The lack of effect of the fitness program on the BMD suggests that the exercise load was not sufficient to cause skeletal adaptation. Although the subjects performed the same exercises as the S group, they did more repetitions and had only a minimal increase in load throughout the study. The F group did additional stationary cycling but this was a weight-supported activity and was aimed at improving cardiovascular fitness. It would appear that the loads achieved were no more than those achieved with activities of daily living. However, the retention was greater in the F group, which suggests this program was more feasible for the volunteers. This has implications for exercise programming in postmenopausal women. Novices to strength training should be commenced on a fitness circuit program to familiarize them with strength training, gradually increasing the weight lifted and decreasing the number of repetitions. This is particularly important for older participants who may take longer to adapt to exercise training.(23)

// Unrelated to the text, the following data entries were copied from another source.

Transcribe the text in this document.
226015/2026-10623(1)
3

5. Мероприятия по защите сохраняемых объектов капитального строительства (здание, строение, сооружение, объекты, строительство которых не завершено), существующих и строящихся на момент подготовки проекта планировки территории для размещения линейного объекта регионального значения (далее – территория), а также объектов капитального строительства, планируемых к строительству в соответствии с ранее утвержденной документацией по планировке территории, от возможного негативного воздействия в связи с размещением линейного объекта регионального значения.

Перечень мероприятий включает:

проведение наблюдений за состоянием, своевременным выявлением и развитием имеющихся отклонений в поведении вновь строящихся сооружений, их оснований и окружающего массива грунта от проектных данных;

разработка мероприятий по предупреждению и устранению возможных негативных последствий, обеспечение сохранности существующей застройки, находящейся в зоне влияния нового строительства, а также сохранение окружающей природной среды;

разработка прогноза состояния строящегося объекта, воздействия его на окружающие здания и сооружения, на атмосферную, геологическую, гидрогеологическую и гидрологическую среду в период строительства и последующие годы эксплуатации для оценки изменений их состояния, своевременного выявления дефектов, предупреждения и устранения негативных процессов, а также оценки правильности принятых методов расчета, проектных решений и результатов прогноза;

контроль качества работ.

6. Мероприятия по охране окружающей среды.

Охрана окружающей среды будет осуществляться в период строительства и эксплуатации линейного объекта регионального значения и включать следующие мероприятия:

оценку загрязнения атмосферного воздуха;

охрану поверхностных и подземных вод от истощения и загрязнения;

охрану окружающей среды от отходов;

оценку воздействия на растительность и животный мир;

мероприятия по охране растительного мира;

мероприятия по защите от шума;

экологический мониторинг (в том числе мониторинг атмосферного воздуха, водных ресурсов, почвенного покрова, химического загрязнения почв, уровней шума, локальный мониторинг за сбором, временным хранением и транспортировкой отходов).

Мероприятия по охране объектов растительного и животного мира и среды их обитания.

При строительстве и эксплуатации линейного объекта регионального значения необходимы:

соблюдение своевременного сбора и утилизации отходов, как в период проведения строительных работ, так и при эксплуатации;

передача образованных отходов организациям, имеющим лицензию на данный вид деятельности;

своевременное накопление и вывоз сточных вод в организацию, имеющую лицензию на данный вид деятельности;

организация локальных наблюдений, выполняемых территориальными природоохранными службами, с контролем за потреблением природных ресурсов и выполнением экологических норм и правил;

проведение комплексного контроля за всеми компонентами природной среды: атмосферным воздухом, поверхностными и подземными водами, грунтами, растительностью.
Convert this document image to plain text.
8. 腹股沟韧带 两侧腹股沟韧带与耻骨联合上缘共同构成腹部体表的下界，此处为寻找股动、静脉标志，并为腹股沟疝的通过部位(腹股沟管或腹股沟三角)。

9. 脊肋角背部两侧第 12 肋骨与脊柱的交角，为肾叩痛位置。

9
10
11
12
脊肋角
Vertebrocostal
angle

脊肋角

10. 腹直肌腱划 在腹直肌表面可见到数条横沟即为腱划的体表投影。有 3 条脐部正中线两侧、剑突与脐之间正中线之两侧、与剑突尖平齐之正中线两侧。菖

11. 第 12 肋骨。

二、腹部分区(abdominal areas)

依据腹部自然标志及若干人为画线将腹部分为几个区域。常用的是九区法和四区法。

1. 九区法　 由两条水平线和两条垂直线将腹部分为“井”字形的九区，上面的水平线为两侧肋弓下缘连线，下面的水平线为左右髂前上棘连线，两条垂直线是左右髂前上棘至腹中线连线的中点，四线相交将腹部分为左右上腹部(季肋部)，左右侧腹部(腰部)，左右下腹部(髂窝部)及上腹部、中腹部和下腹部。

We have shown that a strength program is effective in increasing bone density at the intertrochanter hip site. However, strength training does not improve cardiovascular fitness. Walking programs have been shown to be effective in slowing bone loss(8,24) and improving cardiovascular fitness if they are of sufficient duration and intensity. Strength training should not be used as a replacement for other exercise but as an adjunct to other weight-bearing aerobic activities.
In conclusion, a progressive strength training program, designed to promote maximum strength gains, is effective at increasing bone density over 2 years at the clinically important intertrochanter site. The fitness regimen did not increase bone mass but may be more feasible as the retention was greater in this group. Strength training can be recommended as an adjunct lifestyle approach to osteoporosis prevention or in combination with other treatments in postmenopausal women.
This study was supported by Healthway—the Western Australian Health Promotion Foundation, The Arnold Yeldham and Mary Raine Medical Research Foundation, and Whitehall Laboratories.